Am vergangenen Wochenende begann die mehrteilige Veranstaltungsreihe „Spurensuche in Familiengeschichten“. Bei der Veranstaltung handelt es sich um eine Kooperation zwischen dem Bayerischen Kulturzentrum der Deutschen aus Russland (BKDR), der Ortsgruppe Nürnberg der Landsmannschaft der Deutschen aus Russland (LmDR) und dem Historischen Forschungsverein der Deutschen aus Osteuropa (HFDO).

Zahlreiche Interessierte waren vergangenen Samstag im HdH Nürnberg anwesend, um mehr um die Ahnenforschung zu erfahren und sich damit verbunden auf die „Spurensuche in Familiengeschichten“ zu begeben. Zusätzlich waren weitere Personen per Zoom zugeschaltet.
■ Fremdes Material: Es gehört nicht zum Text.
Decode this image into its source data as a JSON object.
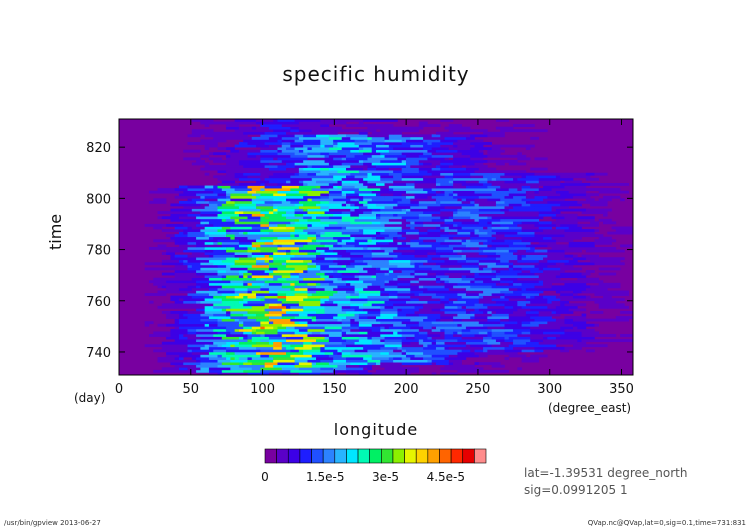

Im Auftaktvortrag „Spurensuche in Familiengeschichten“ von Dr. Olga Litzenberger, an diesem Tag unterstützt von Dorothea Walter, ging es zunächst um die Aneignung bestimmter Grundkenntnisse und damit verbunden die Wissensvermittlung allgemeiner Informationen im Rahmen der Ahnenforschung sowie der Suche nach Repressierten.